What are this skill's strengths and limitations?
- Provides an end-to-end workflow from requirements discovery through validation.
- Explicitly covers multicloud, hybrid, on-premises, and federated-query scenarios.
- Requires specified Google Cloud documentation to ground design and implementation guidance.
- Defines deliverables including Mermaid diagrams, IaC, deployment instructions, and validation materials.
- The SKILL.md contains no actual Terraform, scripts, test suite, or sample output.
- The client needs search or fetch capability to retrieve the referenced Google Cloud resources.
- Product choices, permissions, APIs, and deployment details must be generated interactively; the skill file alone does not deploy a solution.
- It explicitly excludes simple single-cloud data warehouses and non-AI workloads.
How do you install this skill?
Run npx skills add google/skills, then select google-cloud-solution-agentic-ai-borderless-data-lakehouse during installation.
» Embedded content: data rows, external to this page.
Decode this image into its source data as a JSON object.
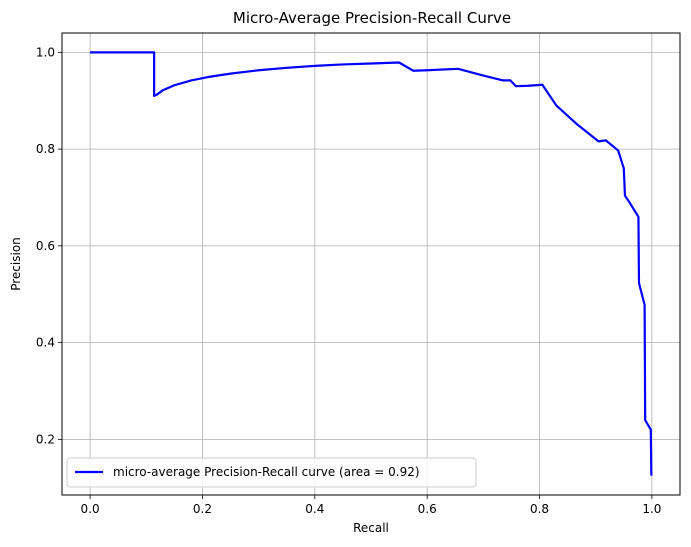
{
  "chart_data": {
    "type": "line",
    "title": "Micro-Average Precision-Recall Curve",
    "xlabel": "Recall",
    "ylabel": "Precision",
    "xlim": [
      -0.05,
      1.05
    ],
    "ylim": [
      0.085,
      1.04
    ],
    "xticks": [
      0.0,
      0.2,
      0.4,
      0.6,
      0.8,
      1.0
    ],
    "xtick_labels": [
      "0.0",
      "0.2",
      "0.4",
      "0.6",
      "0.8",
      "1.0"
    ],
    "yticks": [
      0.2,
      0.4,
      0.6,
      0.8,
      1.0
    ],
    "ytick_labels": [
      "0.2",
      "0.4",
      "0.6",
      "0.8",
      "1.0"
    ],
    "grid": true,
    "legend_position": "lower-left",
    "series": [
      {
        "name": "micro-average Precision-Recall curve (area = 0.92)",
        "color": "#0000ff",
        "x": [
          0.0,
          0.114,
          0.114,
          0.118,
          0.13,
          0.15,
          0.18,
          0.21,
          0.25,
          0.3,
          0.35,
          0.4,
          0.45,
          0.5,
          0.55,
          0.575,
          0.6,
          0.655,
          0.7,
          0.735,
          0.748,
          0.758,
          0.78,
          0.805,
          0.83,
          0.865,
          0.905,
          0.918,
          0.94,
          0.95,
          0.952,
          0.96,
          0.976,
          0.977,
          0.987,
          0.988,
          0.998,
          0.999
        ],
        "y": [
          1.0,
          1.0,
          0.91,
          0.912,
          0.922,
          0.932,
          0.942,
          0.949,
          0.956,
          0.963,
          0.968,
          0.972,
          0.975,
          0.977,
          0.979,
          0.962,
          0.963,
          0.966,
          0.952,
          0.942,
          0.942,
          0.93,
          0.931,
          0.933,
          0.89,
          0.853,
          0.816,
          0.818,
          0.797,
          0.76,
          0.704,
          0.69,
          0.66,
          0.523,
          0.478,
          0.24,
          0.22,
          0.125
        ]
      }
    ]
  }
}
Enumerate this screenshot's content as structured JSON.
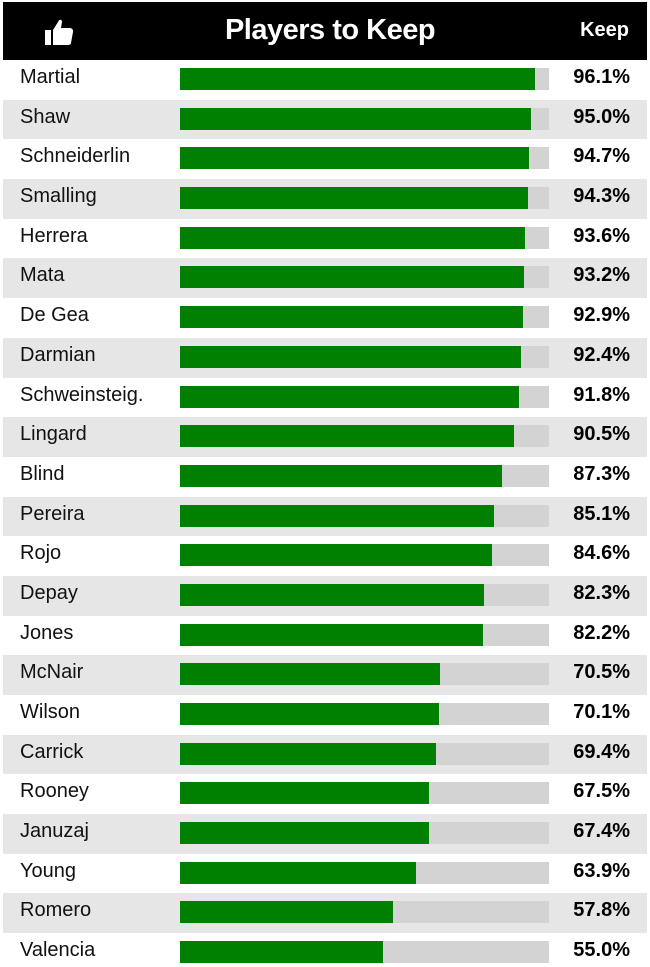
{
  "header": {
    "title": "Players to Keep",
    "column_label": "Keep",
    "icon": "thumbs-up-icon"
  },
  "colors": {
    "bar": "#008000",
    "track": "#d3d3d3",
    "header_bg": "#000000",
    "alt_row": "#e6e6e6"
  },
  "chart_data": {
    "type": "bar",
    "orientation": "horizontal",
    "title": "Players to Keep",
    "value_label": "Keep",
    "unit": "%",
    "xlim": [
      0,
      100
    ],
    "categories": [
      "Martial",
      "Shaw",
      "Schneiderlin",
      "Smalling",
      "Herrera",
      "Mata",
      "De Gea",
      "Darmian",
      "Schweinsteig.",
      "Lingard",
      "Blind",
      "Pereira",
      "Rojo",
      "Depay",
      "Jones",
      "McNair",
      "Wilson",
      "Carrick",
      "Rooney",
      "Januzaj",
      "Young",
      "Romero",
      "Valencia"
    ],
    "values": [
      96.1,
      95.0,
      94.7,
      94.3,
      93.6,
      93.2,
      92.9,
      92.4,
      91.8,
      90.5,
      87.3,
      85.1,
      84.6,
      82.3,
      82.2,
      70.5,
      70.1,
      69.4,
      67.5,
      67.4,
      63.9,
      57.8,
      55.0
    ],
    "labels": [
      "96.1%",
      "95.0%",
      "94.7%",
      "94.3%",
      "93.6%",
      "93.2%",
      "92.9%",
      "92.4%",
      "91.8%",
      "90.5%",
      "87.3%",
      "85.1%",
      "84.6%",
      "82.3%",
      "82.2%",
      "70.5%",
      "70.1%",
      "69.4%",
      "67.5%",
      "67.4%",
      "63.9%",
      "57.8%",
      "55.0%"
    ]
  }
}
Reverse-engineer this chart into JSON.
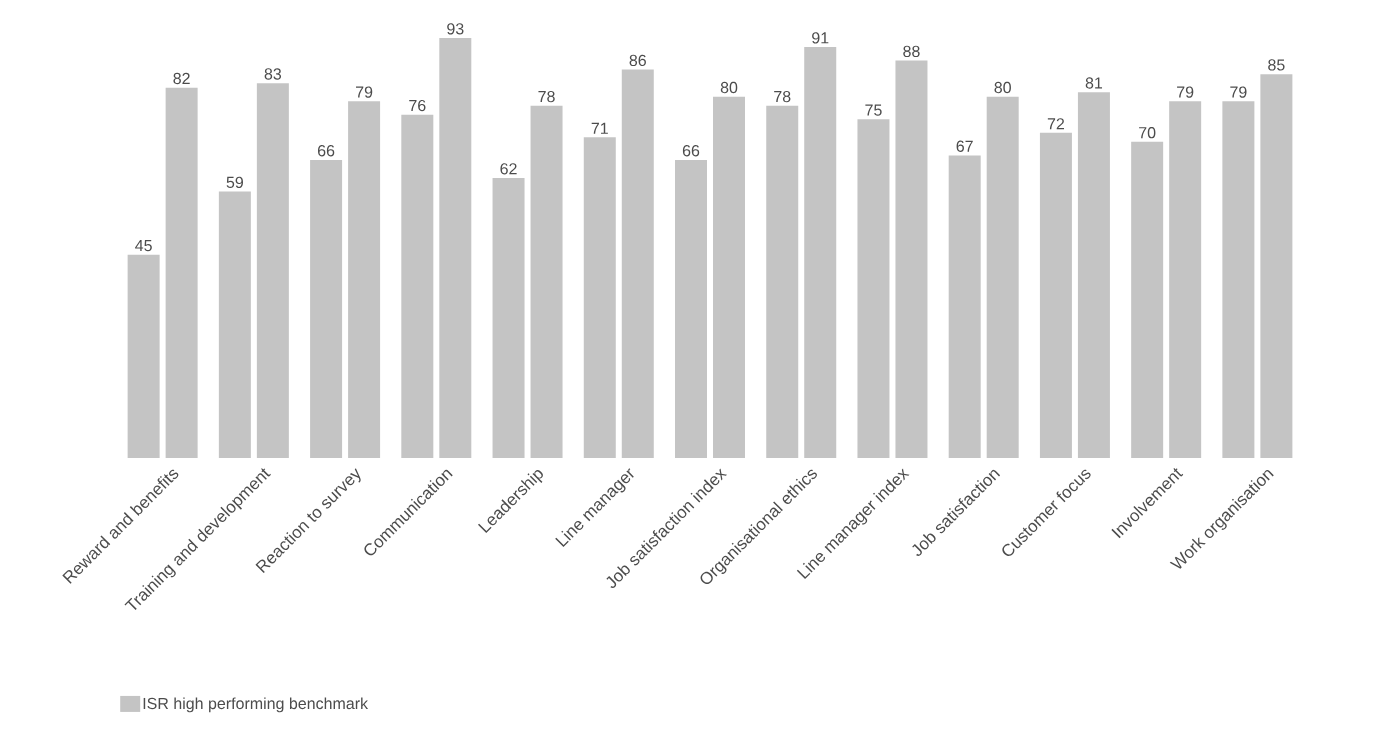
{
  "chart_data": {
    "type": "bar",
    "categories": [
      "Reward and benefits",
      "Training and development",
      "Reaction to survey",
      "Communication",
      "Leadership",
      "Line manager",
      "Job satisfaction index",
      "Organisational ethics",
      "Line manager index",
      "Job satisfaction",
      "Customer focus",
      "Involvement",
      "Work organisation"
    ],
    "series": [
      {
        "color": "#c4c4c4",
        "values": [
          45,
          59,
          66,
          76,
          62,
          71,
          66,
          78,
          75,
          67,
          72,
          70,
          79
        ]
      },
      {
        "name": "ISR high performing benchmark",
        "color": "#c4c4c4",
        "values": [
          82,
          83,
          79,
          93,
          78,
          86,
          80,
          91,
          88,
          80,
          81,
          79,
          85
        ]
      }
    ],
    "data_labels": true,
    "legend": "bottom left"
  }
}
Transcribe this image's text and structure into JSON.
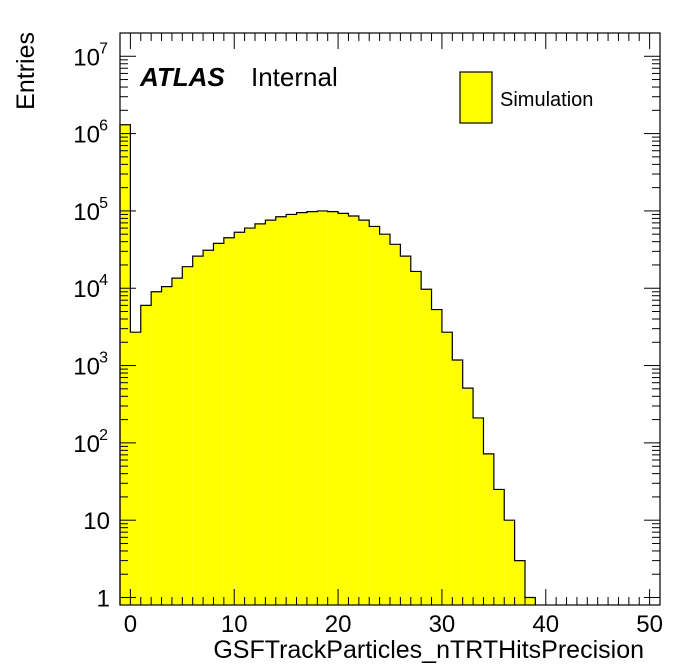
{
  "chart_data": {
    "type": "bar",
    "subtype": "histogram",
    "xlabel": "GSFTrackParticles_nTRTHitsPrecision",
    "ylabel": "Entries",
    "xlim": [
      -1,
      51
    ],
    "ylim": [
      0.8,
      20000000
    ],
    "y_scale": "log",
    "grid": false,
    "legend_position": "top-right",
    "x_ticks": [
      {
        "value": 0,
        "label": "0"
      },
      {
        "value": 10,
        "label": "10"
      },
      {
        "value": 20,
        "label": "20"
      },
      {
        "value": 30,
        "label": "30"
      },
      {
        "value": 40,
        "label": "40"
      },
      {
        "value": 50,
        "label": "50"
      }
    ],
    "y_ticks": [
      {
        "value": 1,
        "base": "1",
        "exp": ""
      },
      {
        "value": 10,
        "base": "10",
        "exp": ""
      },
      {
        "value": 100,
        "base": "10",
        "exp": "2"
      },
      {
        "value": 1000,
        "base": "10",
        "exp": "3"
      },
      {
        "value": 10000,
        "base": "10",
        "exp": "4"
      },
      {
        "value": 100000,
        "base": "10",
        "exp": "5"
      },
      {
        "value": 1000000,
        "base": "10",
        "exp": "6"
      },
      {
        "value": 10000000,
        "base": "10",
        "exp": "7"
      }
    ],
    "bin_edges": [
      -1,
      0,
      1,
      2,
      3,
      4,
      5,
      6,
      7,
      8,
      9,
      10,
      11,
      12,
      13,
      14,
      15,
      16,
      17,
      18,
      19,
      20,
      21,
      22,
      23,
      24,
      25,
      26,
      27,
      28,
      29,
      30,
      31,
      32,
      33,
      34,
      35,
      36,
      37,
      38,
      39,
      40,
      41,
      42,
      43,
      44,
      45,
      46,
      47,
      48,
      49,
      50,
      51
    ],
    "series": [
      {
        "name": "Simulation",
        "color": "#ffff00",
        "edge_color": "#000000",
        "values": [
          1300000,
          2700,
          6000,
          9000,
          10500,
          13500,
          19000,
          26000,
          31000,
          38000,
          45000,
          53000,
          60000,
          68000,
          76000,
          84000,
          90000,
          95000,
          98000,
          100000,
          98000,
          93000,
          86000,
          76000,
          63000,
          50000,
          37000,
          26000,
          16500,
          9700,
          5300,
          2700,
          1180,
          510,
          210,
          72,
          25,
          10,
          3,
          1,
          0,
          0,
          0,
          0,
          0,
          0,
          0,
          0,
          0,
          0,
          0,
          0
        ]
      }
    ]
  },
  "annotations": {
    "experiment": "ATLAS",
    "status": "Internal"
  }
}
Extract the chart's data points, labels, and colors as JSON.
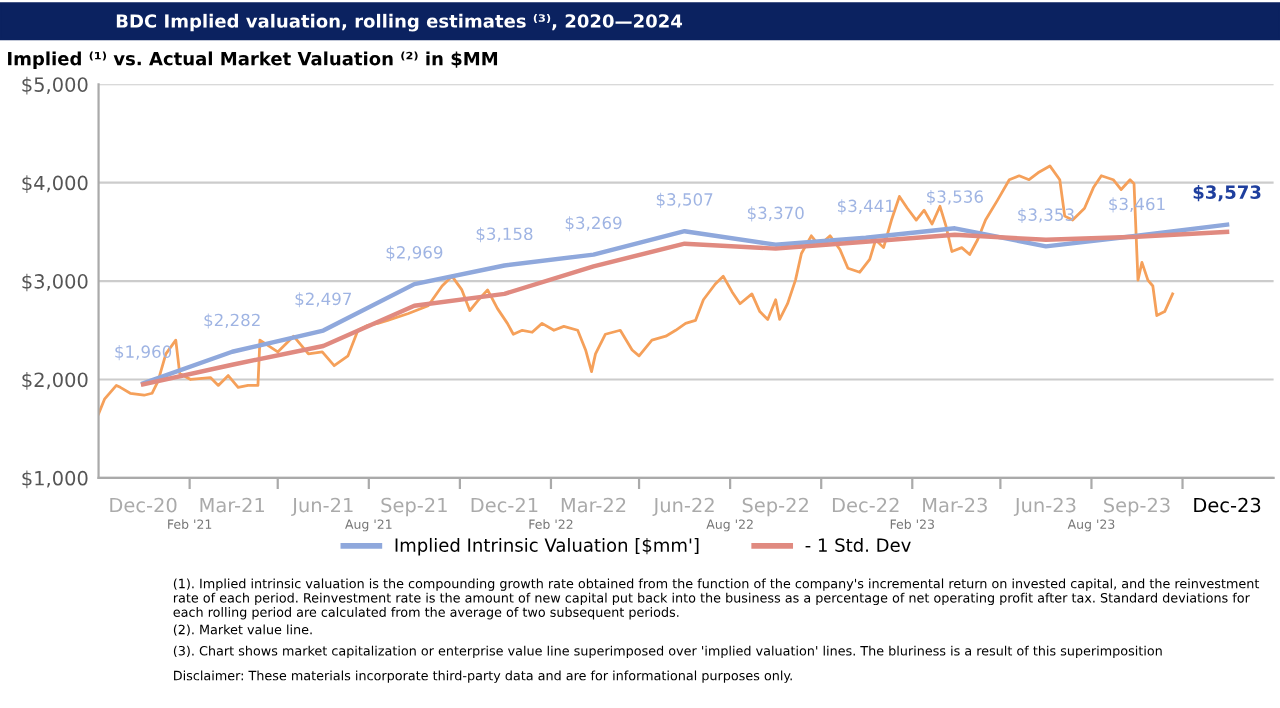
{
  "chart_data": {
    "type": "line",
    "title": "BDC Implied valuation, rolling estimates ⁽³⁾, 2020—2024",
    "subtitle": "Implied ⁽¹⁾ vs. Actual Market Valuation ⁽²⁾ in $MM",
    "xlim": [
      "2020-11-01",
      "2024-02-01"
    ],
    "xticks": [
      {
        "value": "2020-12-16",
        "label": "Dec-20"
      },
      {
        "value": "2021-02-01",
        "label": null
      },
      {
        "value": "2021-03-16",
        "label": "Mar-21"
      },
      {
        "value": "2021-05-01",
        "label": null
      },
      {
        "value": "2021-06-16",
        "label": "Jun-21"
      },
      {
        "value": "2021-08-01",
        "label": null
      },
      {
        "value": "2021-09-16",
        "label": "Sep-21"
      },
      {
        "value": "2021-11-01",
        "label": null
      },
      {
        "value": "2021-12-16",
        "label": "Dec-21"
      },
      {
        "value": "2022-02-01",
        "label": null
      },
      {
        "value": "2022-03-16",
        "label": "Mar-22"
      },
      {
        "value": "2022-05-01",
        "label": null
      },
      {
        "value": "2022-06-16",
        "label": "Jun-22"
      },
      {
        "value": "2022-08-01",
        "label": null
      },
      {
        "value": "2022-09-16",
        "label": "Sep-22"
      },
      {
        "value": "2022-11-01",
        "label": null
      },
      {
        "value": "2022-12-16",
        "label": "Dec-22"
      },
      {
        "value": "2023-02-01",
        "label": null
      },
      {
        "value": "2023-03-16",
        "label": "Mar-23"
      },
      {
        "value": "2023-05-01",
        "label": null
      },
      {
        "value": "2023-06-16",
        "label": "Jun-23"
      },
      {
        "value": "2023-08-01",
        "label": null
      },
      {
        "value": "2023-09-16",
        "label": "Sep-23"
      },
      {
        "value": "2023-11-01",
        "label": null
      },
      {
        "value": "2023-12-16",
        "label": "Dec-23"
      }
    ],
    "x2lim": [
      "2020-11-01",
      "2024-02-01"
    ],
    "x2ticks": [
      {
        "value": "2021-02-01",
        "label": "Feb '21"
      },
      {
        "value": "2021-08-01",
        "label": "Aug '21"
      },
      {
        "value": "2022-02-01",
        "label": "Feb '22"
      },
      {
        "value": "2022-08-01",
        "label": "Aug '22"
      },
      {
        "value": "2023-02-01",
        "label": "Feb '23"
      },
      {
        "value": "2023-08-01",
        "label": "Aug '23"
      }
    ],
    "ylim": [
      1000,
      5000
    ],
    "yticks": [
      {
        "value": 1000,
        "label": "$1,000"
      },
      {
        "value": 2000,
        "label": "$2,000"
      },
      {
        "value": 3000,
        "label": "$3,000"
      },
      {
        "value": 4000,
        "label": "$4,000"
      },
      {
        "value": 5000,
        "label": "$5,000"
      }
    ],
    "grid": "y",
    "legend": "bottom",
    "marker": "none",
    "line_style": "solid",
    "series": [
      {
        "name": "Implied Intrinsic Valuation [$mm']",
        "color": "#8fa8dc",
        "x": [
          "2020-12-16",
          "2021-03-16",
          "2021-06-16",
          "2021-09-16",
          "2021-12-16",
          "2022-03-16",
          "2022-06-16",
          "2022-09-16",
          "2022-12-16",
          "2023-03-16",
          "2023-06-16",
          "2023-09-16",
          "2023-12-16"
        ],
        "values": [
          1960,
          2282,
          2497,
          2969,
          3158,
          3269,
          3507,
          3370,
          3441,
          3536,
          3353,
          3461,
          3573
        ],
        "value_labels": [
          "$1,960",
          "$2,282",
          "$2,497",
          "$2,969",
          "$3,158",
          "$3,269",
          "$3,507",
          "$3,370",
          "$3,441",
          "$3,536",
          "$3,353",
          "$3,461",
          "$3,573"
        ]
      },
      {
        "name": "- 1 Std. Dev",
        "color": "#e08a80",
        "x": [
          "2020-12-16",
          "2021-03-16",
          "2021-06-16",
          "2021-09-16",
          "2021-12-16",
          "2022-03-16",
          "2022-06-16",
          "2022-09-16",
          "2022-12-16",
          "2023-03-16",
          "2023-06-16",
          "2023-09-16",
          "2023-12-16"
        ],
        "values": [
          1950,
          2150,
          2340,
          2750,
          2870,
          3150,
          3380,
          3330,
          3400,
          3470,
          3420,
          3450,
          3500
        ]
      },
      {
        "color": "#f5a05a",
        "x": [
          "2020-11-01",
          "2020-11-07",
          "2020-11-19",
          "2020-11-23",
          "2020-12-03",
          "2020-12-17",
          "2020-12-25",
          "2020-12-31",
          "2021-01-08",
          "2021-01-18",
          "2021-01-22",
          "2021-02-02",
          "2021-02-22",
          "2021-03-02",
          "2021-03-12",
          "2021-03-22",
          "2021-04-01",
          "2021-04-11",
          "2021-04-13",
          "2021-05-01",
          "2021-05-17",
          "2021-06-01",
          "2021-06-15",
          "2021-06-27",
          "2021-07-11",
          "2021-07-21",
          "2021-07-31",
          "2021-08-10",
          "2021-08-20",
          "2021-09-10",
          "2021-09-30",
          "2021-10-14",
          "2021-10-24",
          "2021-11-03",
          "2021-11-11",
          "2021-11-19",
          "2021-11-29",
          "2021-12-09",
          "2021-12-19",
          "2021-12-25",
          "2022-01-03",
          "2022-01-13",
          "2022-01-23",
          "2022-02-04",
          "2022-02-14",
          "2022-02-28",
          "2022-03-08",
          "2022-03-14",
          "2022-03-18",
          "2022-03-28",
          "2022-04-12",
          "2022-04-24",
          "2022-05-01",
          "2022-05-14",
          "2022-05-28",
          "2022-06-07",
          "2022-06-17",
          "2022-06-27",
          "2022-07-05",
          "2022-07-17",
          "2022-07-25",
          "2022-08-03",
          "2022-08-11",
          "2022-08-23",
          "2022-08-31",
          "2022-09-08",
          "2022-09-16",
          "2022-09-20",
          "2022-09-28",
          "2022-10-06",
          "2022-10-12",
          "2022-10-22",
          "2022-10-30",
          "2022-11-10",
          "2022-11-20",
          "2022-11-28",
          "2022-12-10",
          "2022-12-20",
          "2022-12-26",
          "2023-01-03",
          "2023-01-11",
          "2023-01-19",
          "2023-01-27",
          "2023-02-05",
          "2023-02-13",
          "2023-02-21",
          "2023-03-01",
          "2023-03-07",
          "2023-03-13",
          "2023-03-23",
          "2023-03-31",
          "2023-04-08",
          "2023-04-16",
          "2023-04-28",
          "2023-05-10",
          "2023-05-20",
          "2023-05-30",
          "2023-06-08",
          "2023-06-20",
          "2023-06-30",
          "2023-07-05",
          "2023-07-13",
          "2023-07-25",
          "2023-08-03",
          "2023-08-11",
          "2023-08-23",
          "2023-08-31",
          "2023-09-09",
          "2023-09-13",
          "2023-09-17",
          "2023-09-21",
          "2023-09-27",
          "2023-10-02",
          "2023-10-06",
          "2023-10-14",
          "2023-10-22"
        ],
        "values": [
          1650,
          1800,
          1940,
          1920,
          1860,
          1840,
          1860,
          1980,
          2260,
          2400,
          2060,
          2000,
          2020,
          1940,
          2040,
          1920,
          1940,
          1940,
          2400,
          2280,
          2440,
          2260,
          2280,
          2140,
          2240,
          2500,
          2550,
          2570,
          2600,
          2670,
          2750,
          2950,
          3050,
          2910,
          2700,
          2800,
          2910,
          2720,
          2570,
          2460,
          2500,
          2480,
          2570,
          2500,
          2540,
          2500,
          2300,
          2080,
          2260,
          2460,
          2500,
          2300,
          2240,
          2400,
          2440,
          2500,
          2570,
          2600,
          2810,
          2970,
          3050,
          2890,
          2770,
          2870,
          2690,
          2610,
          2810,
          2610,
          2770,
          3010,
          3280,
          3460,
          3360,
          3460,
          3320,
          3130,
          3090,
          3220,
          3420,
          3340,
          3620,
          3860,
          3740,
          3620,
          3720,
          3580,
          3760,
          3560,
          3300,
          3340,
          3270,
          3420,
          3620,
          3820,
          4030,
          4070,
          4030,
          4100,
          4170,
          4030,
          3660,
          3620,
          3740,
          3950,
          4070,
          4030,
          3930,
          4030,
          3990,
          3010,
          3190,
          3010,
          2950,
          2650,
          2690,
          2870
        ]
      }
    ],
    "annotations": [
      "(1). Implied intrinsic valuation is the compounding growth rate obtained from the function of the company's incremental return on invested capital, and the reinvestment rate of each period. Reinvestment rate is the amount of new capital put back into the business as a percentage of net operating profit after tax. Standard deviations for each rolling period are calculated from the average of two subsequent periods.",
      "(2). Market value line.",
      "(3). Chart shows market capitalization or enterprise value line superimposed over 'implied valuation' lines. The bluriness is a result of this superimposition",
      "Disclaimer: These materials incorporate third-party data and are for informational purposes only."
    ]
  }
}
The README does not document a local destination directory or a separate installation command for this skill.
How do you use this skill?
In an Agent Skills-compatible client, provide a concrete request such as: “Design a governed open data lakehouse for an agentic analytics system connecting Google Cloud, another cloud provider, and on-premises data.” Supply data-source, metadata, security, analytics, and query requirements, then confirm or revise the generated decomposition, architecture, and implementation plan.